United Dairyfarmers of Victoria (UDV) president Adam Jenkins says he’s keeping an open mind about Fonterra’s bid for Murray Goulburn (MG).
Mr Jenkins, of South Purrumbete, said the UDV would look at whether Fonterra’s bid would provide both economic and strong “moral” value to lift Australia’s dairy industry into profitability.
“It’s not about the best price,” he said.
“It’s about someone who can drive our industry and take it forward,” Mr Jenkins said.
“It’s not about coming to the dairy industry and paying the most exorbitant price but not contributing,” he said.
He said cooperatives such as MG were very important to the dairy industry but they had to be well run to deliver good returns to their farmer shareholders.
“MG has not done that in the last 18 months,” Mr Jenkins said.
But he said the Victorian dairy industry had been built on cooperatives such as MG and the cooperative philosophy of collaborative joint ventures was still very important to the industry.
Fonterra has released few details about the proposal it has put to MG apart from saying it had “made an indicative, non-binding proposal to MG, which is now with the MG board for their consideration.”

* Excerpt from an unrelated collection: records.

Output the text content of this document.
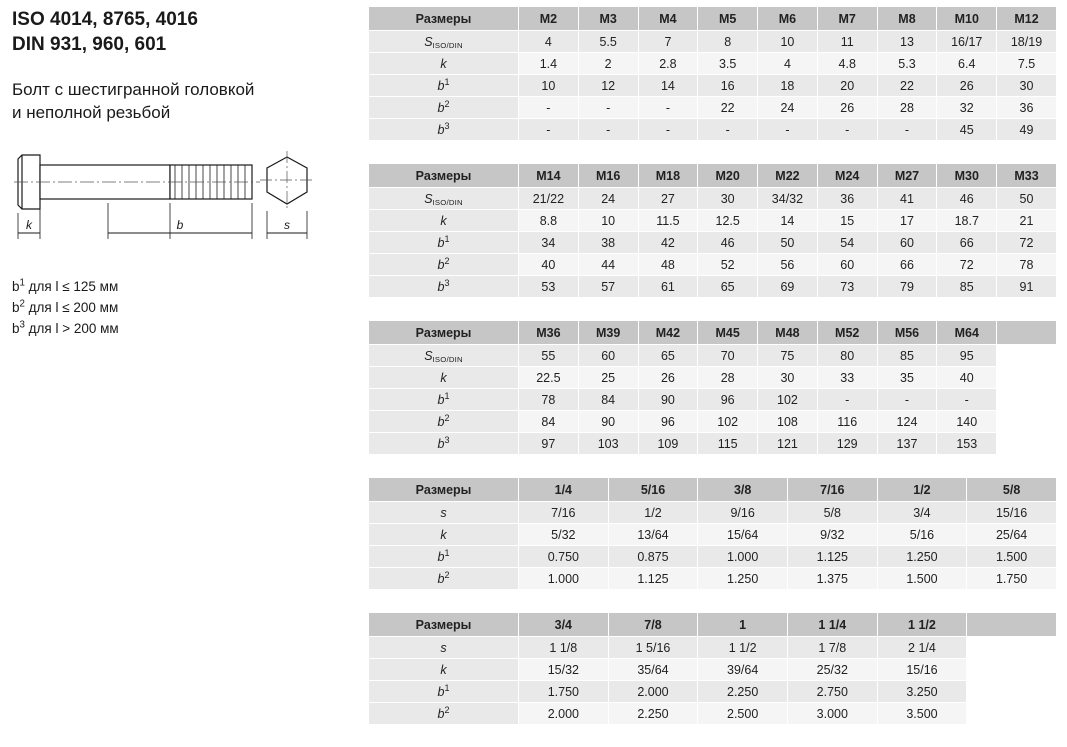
ISO 4014, 8765, 4016
DIN 931, 960, 601
Болт с шестигранной головкой
и неполной резьбой
k	b	s
$b^1$ для l ≤ 125 мм
$b^2$ для l ≤ 200 мм
$b^3$ для l > 200 мм
Размеры	M2	M3	M4	M5	M6	M7	M8	M10	M12
$S_{ISO/DIN}$	4	5.5	7	8	10	11	13	16/17	18/19
k	1.4	2	2.8	3.5	4	4.8	5.3	6.4	7.5
$b^1$	10	12	14	16	18	20	22	26	30
$b^2$	-	-	-	22	24	26	28	32	36
$b^3$	-	-	-	-	-	-	-	45	49
Размеры	M14	M16	M18	M20	M22	M24	M27	M30	M33
$S_{ISO/DIN}$	21/22	24	27	30	34/32	36	41	46	50
k	8.8	10	11.5	12.5	14	15	17	18.7	21
$b^1$	34	38	42	46	50	54	60	66	72
$b^2$	40	44	48	52	56	60	66	72	78
$b^3$	53	57	61	65	69	73	79	85	91
Размеры	M36	M39	M42	M45	M48	M52	M56	M64	
$S_{ISO/DIN}$	55	60	65	70	75	80	85	95	
k	22.5	25	26	28	30	33	35	40	
$b^1$	78	84	90	96	102	-	-	-	
$b^2$	84	90	96	102	108	116	124	140	
$b^3$	97	103	109	115	121	129	137	153	
Размеры	1/4	5/16	3/8	7/16	1/2	5/8
s	7/16	1/2	9/16	5/8	3/4	15/16
k	5/32	13/64	15/64	9/32	5/16	25/64
$b^1$	0.750	0.875	1.000	1.125	1.250	1.500
$b^2$	1.000	1.125	1.250	1.375	1.500	1.750
Размеры	3/4	7/8	1	1 1/4	1 1/2	
s	1 1/8	1 5/16	1 1/2	1 7/8	2 1/4	
k	15/32	35/64	39/64	25/32	15/16	
$b^1$	1.750	2.000	2.250	2.750	3.250	
$b^2$	2.000	2.250	2.500	3.000	3.500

A Fonterra spokesperson said the company “would not be discussing details of our proposal publicly – MG’s board and its shareholders are entitled to have time to consider what we have proposed.”

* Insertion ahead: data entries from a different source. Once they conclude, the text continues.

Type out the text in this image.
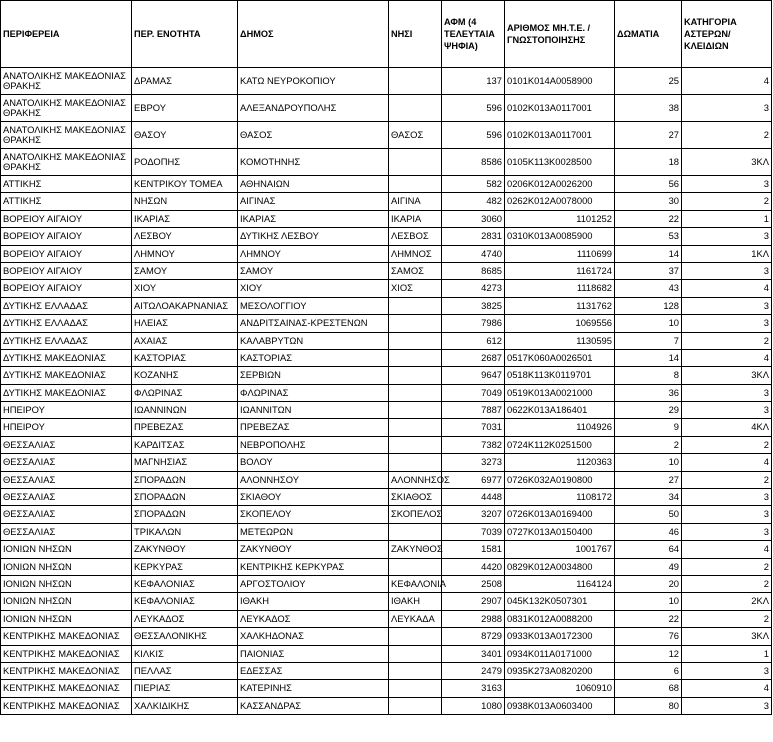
ΠΕΡΙΦΕΡΕΙΑ	ΠΕΡ. ΕΝΟΤΗΤΑ	ΔΗΜΟΣ	ΝΗΣΙ	ΑΦΜ (4 ΤΕΛΕΥΤΑΙΑ ΨΗΦΙΑ)	ΑΡΙΘΜΟΣ ΜΗ.Τ.Ε. / ΓΝΩΣΤΟΠΟΙΗΣΗΣ	ΔΩΜΑΤΙΑ	ΚΑΤΗΓΟΡΙΑ ΑΣΤΕΡΩΝ/ ΚΛΕΙΔΙΩΝ
ΑΝΑΤΟΛΙΚΗΣ ΜΑΚΕΔΟΝΙΑΣ ΘΡΑΚΗΣ	ΔΡΑΜΑΣ	ΚΑΤΩ ΝΕΥΡΟΚΟΠΙΟΥ		137	0101K014A0058900	25	4
ΑΝΑΤΟΛΙΚΗΣ ΜΑΚΕΔΟΝΙΑΣ ΘΡΑΚΗΣ	ΕΒΡΟΥ	ΑΛΕΞΑΝΔΡΟΥΠΟΛΗΣ		596	0102K013A0117001	38	3
ΑΝΑΤΟΛΙΚΗΣ ΜΑΚΕΔΟΝΙΑΣ ΘΡΑΚΗΣ	ΘΑΣΟΥ	ΘΑΣΟΣ	ΘΑΣΟΣ	596	0102K013A0117001	27	2
ΑΝΑΤΟΛΙΚΗΣ ΜΑΚΕΔΟΝΙΑΣ ΘΡΑΚΗΣ	ΡΟΔΟΠΗΣ	ΚΟΜΟΤΗΝΗΣ		8586	0105K113K0028500	18	3ΚΛ
ΑΤΤΙΚΗΣ	ΚΕΝΤΡΙΚΟΥ ΤΟΜΕΑ	ΑΘΗΝΑΙΩΝ		582	0206K012A0026200	56	3
ΑΤΤΙΚΗΣ	ΝΗΣΩΝ	ΑΙΓΙΝΑΣ	ΑΙΓΙΝΑ	482	0262K012A0078000	30	2
ΒΟΡΕΙΟΥ ΑΙΓΑΙΟΥ	ΙΚΑΡΙΑΣ	ΙΚΑΡΙΑΣ	ΙΚΑΡΙΑ	3060	1101252	22	1
ΒΟΡΕΙΟΥ ΑΙΓΑΙΟΥ	ΛΕΣΒΟΥ	ΔΥΤΙΚΗΣ ΛΕΣΒΟΥ	ΛΕΣΒΟΣ	2831	0310K013A0085900	53	3
ΒΟΡΕΙΟΥ ΑΙΓΑΙΟΥ	ΛΗΜΝΟΥ	ΛΗΜΝΟΥ	ΛΗΜΝΟΣ	4740	1110699	14	1ΚΛ
ΒΟΡΕΙΟΥ ΑΙΓΑΙΟΥ	ΣΑΜΟΥ	ΣΑΜΟΥ	ΣΑΜΟΣ	8685	1161724	37	3
ΒΟΡΕΙΟΥ ΑΙΓΑΙΟΥ	ΧΙΟΥ	ΧΙΟΥ	ΧΙΟΣ	4273	1118682	43	4
ΔΥΤΙΚΗΣ ΕΛΛΑΔΑΣ	ΑΙΤΩΛΟΑΚΑΡΝΑΝΙΑΣ	ΜΕΣΟΛΟΓΓΙΟΥ		3825	1131762	128	3
ΔΥΤΙΚΗΣ ΕΛΛΑΔΑΣ	ΗΛΕΙΑΣ	ΑΝΔΡΙΤΣΑΙΝΑΣ-ΚΡΕΣΤΕΝΩΝ		7986	1069556	10	3
ΔΥΤΙΚΗΣ ΕΛΛΑΔΑΣ	ΑΧΑΙΑΣ	ΚΑΛΑΒΡΥΤΩΝ		612	1130595	7	2
ΔΥΤΙΚΗΣ ΜΑΚΕΔΟΝΙΑΣ	ΚΑΣΤΟΡΙΑΣ	ΚΑΣΤΟΡΙΑΣ		2687	0517K060A0026501	14	4
ΔΥΤΙΚΗΣ ΜΑΚΕΔΟΝΙΑΣ	ΚΟΖΑΝΗΣ	ΣΕΡΒΙΩΝ		9647	0518K113K0119701	8	3ΚΛ
ΔΥΤΙΚΗΣ ΜΑΚΕΔΟΝΙΑΣ	ΦΛΩΡΙΝΑΣ	ΦΛΩΡΙΝΑΣ		7049	0519K013A0021000	36	3
ΗΠΕΙΡΟΥ	ΙΩΑΝΝΙΝΩΝ	ΙΩΑΝΝΙΤΩΝ		7887	0622K013A186401	29	3
ΗΠΕΙΡΟΥ	ΠΡΕΒΕΖΑΣ	ΠΡΕΒΕΖΑΣ		7031	1104926	9	4ΚΛ
ΘΕΣΣΑΛΙΑΣ	ΚΑΡΔΙΤΣΑΣ	ΝΕΒΡΟΠΟΛΗΣ		7382	0724K112K0251500	2	2
ΘΕΣΣΑΛΙΑΣ	ΜΑΓΝΗΣΙΑΣ	ΒΟΛΟΥ		3273	1120363	10	4
ΘΕΣΣΑΛΙΑΣ	ΣΠΟΡΑΔΩΝ	ΑΛΟΝΝΗΣΟΥ	ΑΛΟΝΝΗΣΟΣ	6977	0726K032A0190800	27	2
ΘΕΣΣΑΛΙΑΣ	ΣΠΟΡΑΔΩΝ	ΣΚΙΑΘΟΥ	ΣΚΙΑΘΟΣ	4448	1108172	34	3
ΘΕΣΣΑΛΙΑΣ	ΣΠΟΡΑΔΩΝ	ΣΚΟΠΕΛΟΥ	ΣΚΟΠΕΛΟΣ	3207	0726K013A0169400	50	3
ΘΕΣΣΑΛΙΑΣ	ΤΡΙΚΑΛΩΝ	ΜΕΤΕΩΡΩΝ		7039	0727K013A0150400	46	3
ΙΟΝΙΩΝ ΝΗΣΩΝ	ΖΑΚΥΝΘΟΥ	ΖΑΚΥΝΘΟΥ	ΖΑΚΥΝΘΟΣ	1581	1001767	64	4
ΙΟΝΙΩΝ ΝΗΣΩΝ	ΚΕΡΚΥΡΑΣ	ΚΕΝΤΡΙΚΗΣ ΚΕΡΚΥΡΑΣ		4420	0829K012A0034800	49	2
ΙΟΝΙΩΝ ΝΗΣΩΝ	ΚΕΦΑΛΟΝΙΑΣ	ΑΡΓΟΣΤΟΛΙΟΥ	ΚΕΦΑΛΟΝΙΑ	2508	1164124	20	2
ΙΟΝΙΩΝ ΝΗΣΩΝ	ΚΕΦΑΛΟΝΙΑΣ	ΙΘΑΚΗ	ΙΘΑΚΗ	2907	045K132K0507301	10	2ΚΛ
ΙΟΝΙΩΝ ΝΗΣΩΝ	ΛΕΥΚΑΔΟΣ	ΛΕΥΚΑΔΟΣ	ΛΕΥΚΑΔΑ	2988	0831K012A0088200	22	2
ΚΕΝΤΡΙΚΗΣ ΜΑΚΕΔΟΝΙΑΣ	ΘΕΣΣΑΛΟΝΙΚΗΣ	ΧΑΛΚΗΔΟΝΑΣ		8729	0933K013A0172300	76	3ΚΛ
ΚΕΝΤΡΙΚΗΣ ΜΑΚΕΔΟΝΙΑΣ	ΚΙΛΚΙΣ	ΠΑΙΟΝΙΑΣ		3401	0934K011A0171000	12	1
ΚΕΝΤΡΙΚΗΣ ΜΑΚΕΔΟΝΙΑΣ	ΠΕΛΛΑΣ	ΕΔΕΣΣΑΣ		2479	0935K273A0820200	6	3
ΚΕΝΤΡΙΚΗΣ ΜΑΚΕΔΟΝΙΑΣ	ΠΙΕΡΙΑΣ	ΚΑΤΕΡΙΝΗΣ		3163	1060910	68	4
ΚΕΝΤΡΙΚΗΣ ΜΑΚΕΔΟΝΙΑΣ	ΧΑΛΚΙΔΙΚΗΣ	ΚΑΣΣΑΝΔΡΑΣ		1080	0938K013A0603400	80	3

MG supplier Craig Dettling, of Macarthur, said that with very little detail, it was hard to comment on Fonterra’s announcement.
But Mr Dettling said it was important that farmer cooperatives such as MG remained in the industry so farmer suppliers had some control over the prices they were paid.
However he said Fonterra’s proposal could involve merging MG with Fonterra New Zealand, another cooperative, which would allow MG to remain a cooperative.
Another MG supplier, Brian McLaren, of Woolsthorpe, said if the proposal did involve a bid by Fonterra to buy out MG, he doubted it would get the 90 per cent support needed from MG shareholders.
Mr McLaren said many suppliers, including himself, had stuck with MG despite the low milk prices it was paying because they wanted a cooperative to remain in the market.
“But if they are going to merge it, it would be different again,” he said.
“It’s pie in the sky without the details,” Mr McLaren said.